Caffeine & Decaffeination
Caffeine is found in varying quantities in the leaves, and fruit of some plants, where it acts as a natural pesticide that paralyzes and kills insects feeding on the plants. It is most commonly consumed by humans in infusions extracted from the cherries of the coffee plant and the leaves of the tea bush, as well as from various foods and drinks containing products derived from the kola nut.
Caffeine is a bitter, white crystalline xanthine alkaloid, a psychoactive stimulant drug that was discovered by a German chemist, Friedrich Ferdinand Runge, in 1819. He coined the term “kaffein”,which in English became caffeine.
Caffeine is the world’s most widely consumed psychoactive substance, but unlike many other psychoactive substances it is legal and unregulated in nearly all jurisdictions.
In humans, it is a central nervous system (CNS) stimulant, having the effect of temporarily warding off drowsiness and restoring alertness.
In 1903 Ludwig Roselius, a German coffee importer and his assistant Karl Wimmer discovered a process to remove caffeine from the beans without destroying the flavour.
Discovering the decaffeination process actually came about as the result of an accident. Coffee beans from Nicaragua had become water soaked during shipment. When the “ruined” beans arrived at Roselius’ coffee warehouse, his researchers determined that the exposure to water had extracted much of the caffeine without affecting the taste except for some saltiness. Soon they figured it out.
The decaf process that Roselius and Wimmer invented used steam and chemical solvents. A later Swiss process would only use water.
Decaffeinating Coffee
A typical 12oz cup of caffeinated coffee contains between 120 -180mg of caffeine while a decaffeinated cup of coffee the same size has between 2 – 6mg.
In most decaffeination methods, chemical solvents such as methylene chloride or ethyl acetate are used to strip caffeine molecules from the green coffee bean.
There are two types of caffeine removal processes: Direct and Indirect.
The Direct Process
In the direct process uses solvents in the first two stages of decaffeination as the caffeine-absorbing agent. In effect, the solvent comes in direct contact with the coffee bean.

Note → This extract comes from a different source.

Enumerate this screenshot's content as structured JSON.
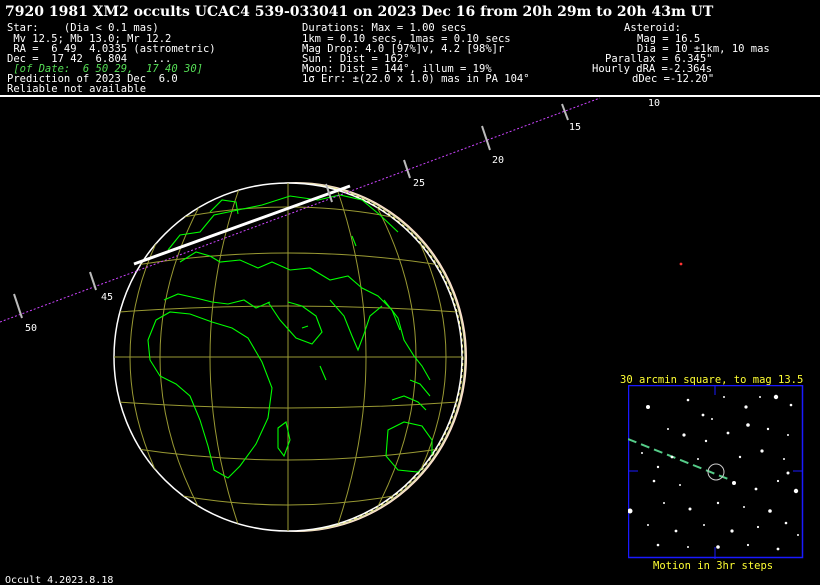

The most widely used solvents are chemicals: methylene chloride or ethyl acetate. In the direct method the coffee beans are first steamed for 30 minutes and then repeatedly rinsed with either methylene chloride (Dichloromethane/DCM) or ethyl acetate for about 10 hours. The beans are then steamed for an additional 10 hours to remove any residual solvent.
The Indirect Process
In the indirect method beans are first soaked in hot water for several hours, essentially making a strong pot of coffee. Then the beans are removed and either methylene chloride or ethyl acetate is used to extract the caffeine from the water. As in other methods, the caffeine can then be separated from the solvent by simple evaporation. The same water is recycled through this two-step process with new batches of beans. Equilibrium is reached after several cycles, where the water and the beans have a similar composition except for the caffeine. After this point, the caffeine is the only material removed from the beans, so no coffee strength or other flavourings are lost. Because water is used in the initial phase of this process, sometimes indirect method decaffeination is referred to as “water processed” even though chemicals are used.

Organic coffee cannot be processed using chemical, so organic coffee is usually decaffeinated using SWISS WATER Process.

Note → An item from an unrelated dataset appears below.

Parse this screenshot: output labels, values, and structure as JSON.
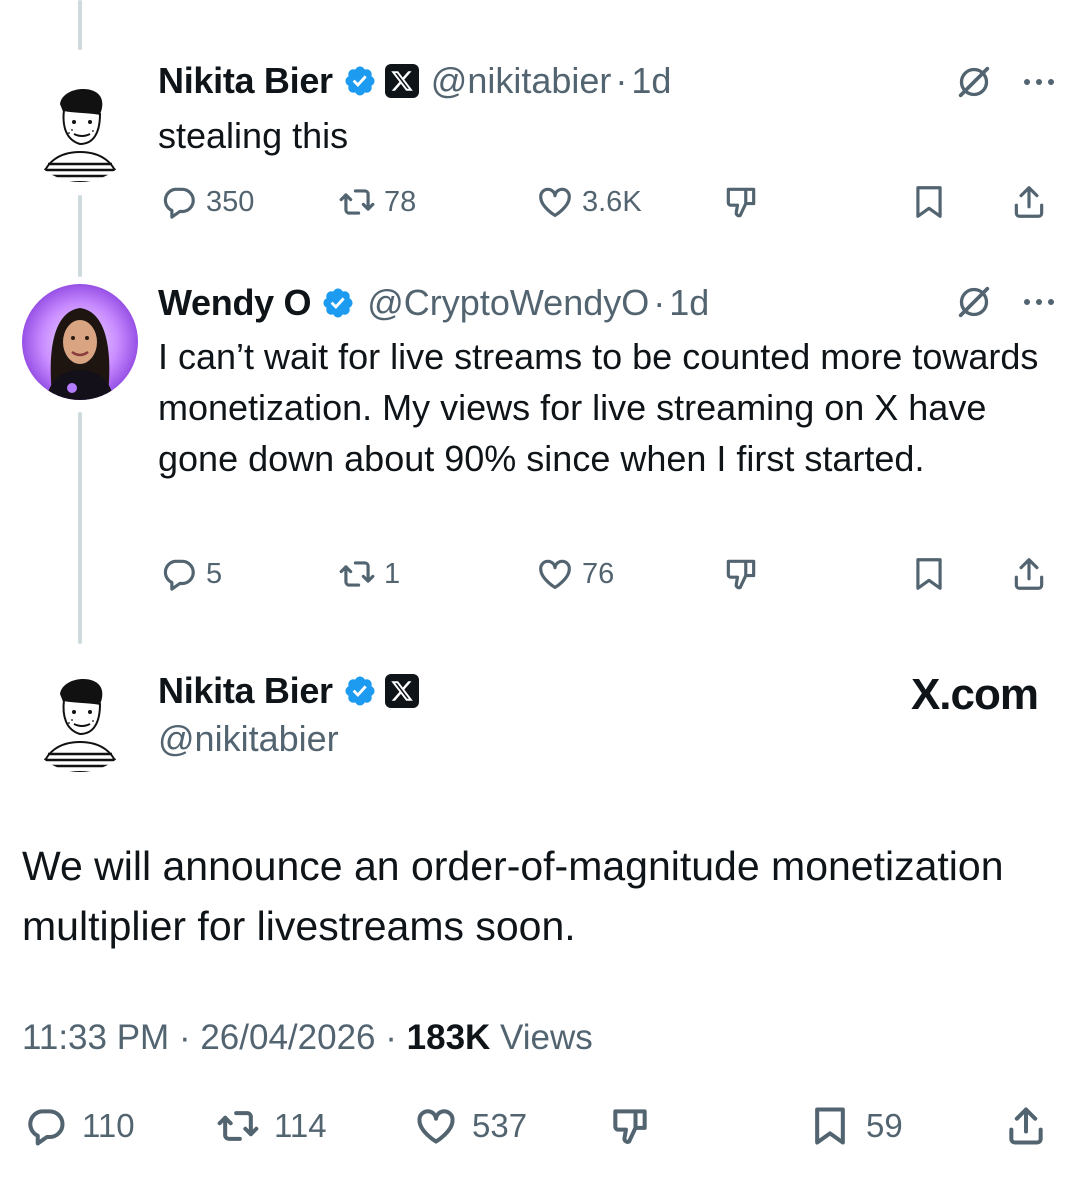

The Swiss Water Process is a method of decaffeinating coffee beans developed by the Swiss Water Decaffeinated Coffee Company. To decaffeinate the coffee bean by the Swiss Water method, a batch of green (un-roasted) beans is soaked in hot water, releasing caffeine.
When all the caffeine and coffee solids are released into the water, the beans are discarded. The water then passes through a carbon filter that traps caffeine but lets the coffee solids pass through. The resulting solution, called “flavour charged” water by the company, is then put in a similar filtration device, and new coffee beans are added.

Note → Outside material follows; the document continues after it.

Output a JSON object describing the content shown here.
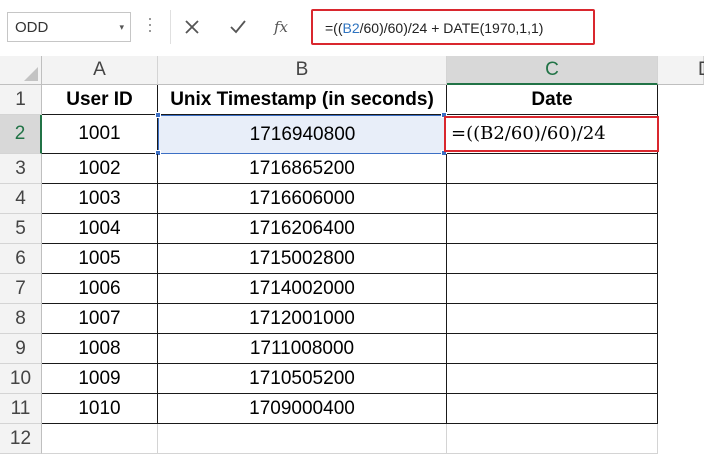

The process repeats, filtering out all the caffeine until the beans are 99.9% caffeine free. These beans are removed and dried, and thus retain most if not all of their flavour and smell.
Since the flavour charged water cannot remove any of the coffee solids from the new beans, only the caffeine is released.
Although the process originated in Switzerland in the 1930s, today the world’s only Swiss Water decaffeination facility is based near Vancouver, British Columbia, Canada.
Decaffeination Standards
In the US, decaffeinated coffee has a guideline that requires 97% of the caffeine to be removed from a green coffee bean. Being a guideline, as opposed to a standard, provides roasters more flexibility in terms of the percent of caffeine removed.
However, in Canada and the international community, 99.9% caffeine-free is the recognized standard for decaffeinated coffee based on the maximum allowable caffeine level remaining in a decaffeinated green coffee bean.